Amanda Menger
Tubarão

A paralisação dos professores ganhou mais adesões ontem. Em São Ludgero, 14 profissionais entraram em greve. O Sindicato dos Trabalhadores da Educação Estadual (Sinte) estimam que cerca de 130 professores fazem parte da mobilização na Amurel. “Com a adesão destes professores, teremos uma escola fechada na região. Aos poucos, a mobilização cresce. Estamos otimistas”, avalia a coordenadora regional do Sinte, Maria Aparecida de Farias, a Quinha.

O Sinte entrou na justiça com uma liminar preventiva para impedir o governo de descontar do salário os dias parados dos professores grevistas. “Se ganharmos esta ação, mais professores irão aderir ao movimento. Alguns estão receosos de fazer greve porque poderão ter o salário descontado”, argumenta.
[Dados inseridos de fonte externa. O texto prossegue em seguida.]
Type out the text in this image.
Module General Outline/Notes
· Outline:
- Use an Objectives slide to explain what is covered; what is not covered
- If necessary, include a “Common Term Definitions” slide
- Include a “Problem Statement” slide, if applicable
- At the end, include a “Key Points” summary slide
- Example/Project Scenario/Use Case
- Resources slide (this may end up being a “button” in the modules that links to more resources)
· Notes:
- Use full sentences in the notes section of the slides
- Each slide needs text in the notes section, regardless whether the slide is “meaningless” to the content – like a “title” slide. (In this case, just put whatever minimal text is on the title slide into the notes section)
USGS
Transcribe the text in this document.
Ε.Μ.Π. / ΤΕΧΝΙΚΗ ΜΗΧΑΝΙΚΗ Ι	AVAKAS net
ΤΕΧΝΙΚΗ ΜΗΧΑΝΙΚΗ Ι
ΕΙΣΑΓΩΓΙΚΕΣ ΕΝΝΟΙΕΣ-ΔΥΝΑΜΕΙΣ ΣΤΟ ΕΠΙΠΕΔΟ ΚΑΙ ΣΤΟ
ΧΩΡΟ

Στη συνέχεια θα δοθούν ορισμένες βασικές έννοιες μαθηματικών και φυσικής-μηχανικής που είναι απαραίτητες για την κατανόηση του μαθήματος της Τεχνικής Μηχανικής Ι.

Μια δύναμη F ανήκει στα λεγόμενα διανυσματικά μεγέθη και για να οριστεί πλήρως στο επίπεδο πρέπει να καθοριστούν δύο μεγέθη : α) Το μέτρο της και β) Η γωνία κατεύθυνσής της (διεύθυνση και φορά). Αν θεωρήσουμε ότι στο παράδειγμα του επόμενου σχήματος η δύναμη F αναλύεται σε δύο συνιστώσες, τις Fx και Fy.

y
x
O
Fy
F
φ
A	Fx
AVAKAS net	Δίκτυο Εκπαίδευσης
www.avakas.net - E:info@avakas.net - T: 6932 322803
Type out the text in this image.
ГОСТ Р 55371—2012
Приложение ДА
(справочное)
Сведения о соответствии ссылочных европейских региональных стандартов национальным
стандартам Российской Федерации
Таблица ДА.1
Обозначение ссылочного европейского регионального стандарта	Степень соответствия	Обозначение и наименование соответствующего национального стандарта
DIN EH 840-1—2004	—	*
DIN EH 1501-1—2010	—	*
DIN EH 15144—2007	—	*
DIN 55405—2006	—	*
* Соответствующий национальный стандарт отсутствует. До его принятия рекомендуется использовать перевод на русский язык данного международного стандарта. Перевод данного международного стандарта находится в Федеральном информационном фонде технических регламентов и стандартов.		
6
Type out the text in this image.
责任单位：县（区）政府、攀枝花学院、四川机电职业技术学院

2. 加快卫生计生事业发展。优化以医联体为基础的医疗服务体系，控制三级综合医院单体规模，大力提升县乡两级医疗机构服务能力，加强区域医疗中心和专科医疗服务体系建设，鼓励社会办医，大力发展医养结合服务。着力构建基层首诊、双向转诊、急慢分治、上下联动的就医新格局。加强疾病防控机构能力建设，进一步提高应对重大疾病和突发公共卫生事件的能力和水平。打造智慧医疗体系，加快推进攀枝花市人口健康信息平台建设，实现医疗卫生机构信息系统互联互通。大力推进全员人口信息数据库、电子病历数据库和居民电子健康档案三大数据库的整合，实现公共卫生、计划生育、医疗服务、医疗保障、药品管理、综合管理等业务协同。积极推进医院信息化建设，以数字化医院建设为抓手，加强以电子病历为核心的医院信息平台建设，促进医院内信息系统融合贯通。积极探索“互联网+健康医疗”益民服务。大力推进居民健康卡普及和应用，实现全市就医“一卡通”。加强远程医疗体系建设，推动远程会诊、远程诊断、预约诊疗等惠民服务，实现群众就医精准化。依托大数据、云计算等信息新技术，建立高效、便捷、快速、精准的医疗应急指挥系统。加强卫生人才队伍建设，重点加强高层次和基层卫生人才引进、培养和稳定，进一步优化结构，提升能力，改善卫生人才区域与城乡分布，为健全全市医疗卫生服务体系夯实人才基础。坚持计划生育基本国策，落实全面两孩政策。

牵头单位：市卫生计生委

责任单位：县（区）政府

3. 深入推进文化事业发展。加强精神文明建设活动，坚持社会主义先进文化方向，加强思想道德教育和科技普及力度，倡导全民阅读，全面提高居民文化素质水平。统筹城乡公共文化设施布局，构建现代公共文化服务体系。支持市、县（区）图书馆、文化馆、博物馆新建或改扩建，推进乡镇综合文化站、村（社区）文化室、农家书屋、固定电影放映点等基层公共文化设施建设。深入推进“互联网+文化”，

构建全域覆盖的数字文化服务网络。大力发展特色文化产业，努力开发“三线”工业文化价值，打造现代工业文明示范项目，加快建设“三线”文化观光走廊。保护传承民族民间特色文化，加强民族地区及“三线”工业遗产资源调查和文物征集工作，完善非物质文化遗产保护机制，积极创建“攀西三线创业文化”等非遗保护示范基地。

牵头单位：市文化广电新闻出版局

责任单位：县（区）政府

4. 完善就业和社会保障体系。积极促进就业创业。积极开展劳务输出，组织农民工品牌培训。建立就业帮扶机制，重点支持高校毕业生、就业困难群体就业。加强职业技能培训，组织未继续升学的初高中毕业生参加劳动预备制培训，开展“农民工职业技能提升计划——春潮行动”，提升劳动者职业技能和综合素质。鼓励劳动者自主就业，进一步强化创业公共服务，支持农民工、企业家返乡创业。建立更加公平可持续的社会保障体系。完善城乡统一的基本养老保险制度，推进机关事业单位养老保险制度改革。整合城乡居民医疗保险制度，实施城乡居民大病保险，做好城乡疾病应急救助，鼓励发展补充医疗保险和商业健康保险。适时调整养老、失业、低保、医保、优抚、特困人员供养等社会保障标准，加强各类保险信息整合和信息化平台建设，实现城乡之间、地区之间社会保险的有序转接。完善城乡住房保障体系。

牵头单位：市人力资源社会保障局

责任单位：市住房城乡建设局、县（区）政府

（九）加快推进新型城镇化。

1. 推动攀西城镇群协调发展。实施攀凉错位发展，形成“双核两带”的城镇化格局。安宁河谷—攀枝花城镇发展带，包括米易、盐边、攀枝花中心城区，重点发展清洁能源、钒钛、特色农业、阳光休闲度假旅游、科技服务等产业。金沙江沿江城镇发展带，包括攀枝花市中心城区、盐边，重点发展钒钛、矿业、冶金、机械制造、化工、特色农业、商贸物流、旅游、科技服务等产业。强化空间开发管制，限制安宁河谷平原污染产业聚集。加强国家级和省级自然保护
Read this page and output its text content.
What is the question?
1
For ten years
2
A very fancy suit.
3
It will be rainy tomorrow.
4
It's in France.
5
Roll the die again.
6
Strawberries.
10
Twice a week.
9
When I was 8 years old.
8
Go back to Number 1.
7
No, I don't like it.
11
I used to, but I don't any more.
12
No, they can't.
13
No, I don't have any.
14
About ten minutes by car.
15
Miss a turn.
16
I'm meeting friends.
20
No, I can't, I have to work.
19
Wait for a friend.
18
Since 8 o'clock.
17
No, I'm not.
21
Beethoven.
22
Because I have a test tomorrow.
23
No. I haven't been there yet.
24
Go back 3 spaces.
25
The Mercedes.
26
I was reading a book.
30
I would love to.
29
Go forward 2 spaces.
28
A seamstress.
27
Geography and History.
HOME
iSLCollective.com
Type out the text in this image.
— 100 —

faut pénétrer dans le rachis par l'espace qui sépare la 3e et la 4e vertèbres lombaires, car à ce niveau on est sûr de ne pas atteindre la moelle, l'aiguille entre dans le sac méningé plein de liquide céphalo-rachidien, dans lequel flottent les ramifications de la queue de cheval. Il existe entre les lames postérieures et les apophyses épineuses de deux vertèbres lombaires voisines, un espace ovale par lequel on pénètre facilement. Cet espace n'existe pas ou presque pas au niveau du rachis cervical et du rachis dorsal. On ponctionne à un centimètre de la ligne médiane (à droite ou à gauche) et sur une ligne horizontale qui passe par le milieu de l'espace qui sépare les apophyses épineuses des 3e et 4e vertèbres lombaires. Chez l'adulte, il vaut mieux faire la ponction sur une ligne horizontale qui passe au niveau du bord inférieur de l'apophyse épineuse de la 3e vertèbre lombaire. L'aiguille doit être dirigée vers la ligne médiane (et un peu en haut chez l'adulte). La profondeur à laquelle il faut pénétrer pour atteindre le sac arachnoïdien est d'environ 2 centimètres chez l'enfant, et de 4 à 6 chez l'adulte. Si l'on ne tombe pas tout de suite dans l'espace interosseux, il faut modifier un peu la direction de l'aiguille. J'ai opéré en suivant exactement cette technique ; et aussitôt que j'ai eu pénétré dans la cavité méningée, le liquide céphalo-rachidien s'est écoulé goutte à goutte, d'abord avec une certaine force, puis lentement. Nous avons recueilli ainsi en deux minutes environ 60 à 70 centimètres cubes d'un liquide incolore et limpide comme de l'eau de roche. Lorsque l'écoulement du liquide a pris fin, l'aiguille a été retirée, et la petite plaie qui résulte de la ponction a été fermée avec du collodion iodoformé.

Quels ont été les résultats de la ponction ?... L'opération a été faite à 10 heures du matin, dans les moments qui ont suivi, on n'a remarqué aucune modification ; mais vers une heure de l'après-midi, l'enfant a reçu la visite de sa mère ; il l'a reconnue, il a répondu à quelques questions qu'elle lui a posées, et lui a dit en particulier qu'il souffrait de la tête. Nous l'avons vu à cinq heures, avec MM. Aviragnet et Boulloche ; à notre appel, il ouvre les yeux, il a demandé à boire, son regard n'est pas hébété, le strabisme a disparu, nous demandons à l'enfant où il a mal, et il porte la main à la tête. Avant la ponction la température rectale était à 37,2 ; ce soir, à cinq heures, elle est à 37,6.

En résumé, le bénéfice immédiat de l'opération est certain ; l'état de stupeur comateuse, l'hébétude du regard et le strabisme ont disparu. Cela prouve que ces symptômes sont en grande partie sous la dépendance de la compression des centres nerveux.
O comando de greve estadual estará reunido para uma assembléia com a categoria hoje, a partir das 14 horas, em Florianópolis. A expectativa é que a paralisação seja mantida. “Algumas regionais tem 75% de adesão e isso incomoda o governo e vai forçá-los a reabrir as negociações”, analisa Quinha.

Reuniões
As denúncias de uso da força policial para coagir os professores a voltarem às atividades foram tema de duas reuniões ontem, na assembléia legislativa. Os peemedebistas Elizeu Mattos e Manoel Mota defenderam o governador e pediram que as denúncias fossem apuradas. O deputado Amauri Soares (PDT) confirmou as denúncias e afirmou que a ação foi determinada pela Central de Informações da Polícia Militar.

O presidente estadual do PP, Joares Ponticelli, afirma que o governo agiu de forma abusiva. “Trata-se de um governo autoritário, arrogante e ameaçador, e isso só poderia mesmo partir de um governador que, durante oito anos, foi servidor exemplar do famigerado Dops – a delegacia de ordem social do regime militar”, atacou Ponticelli.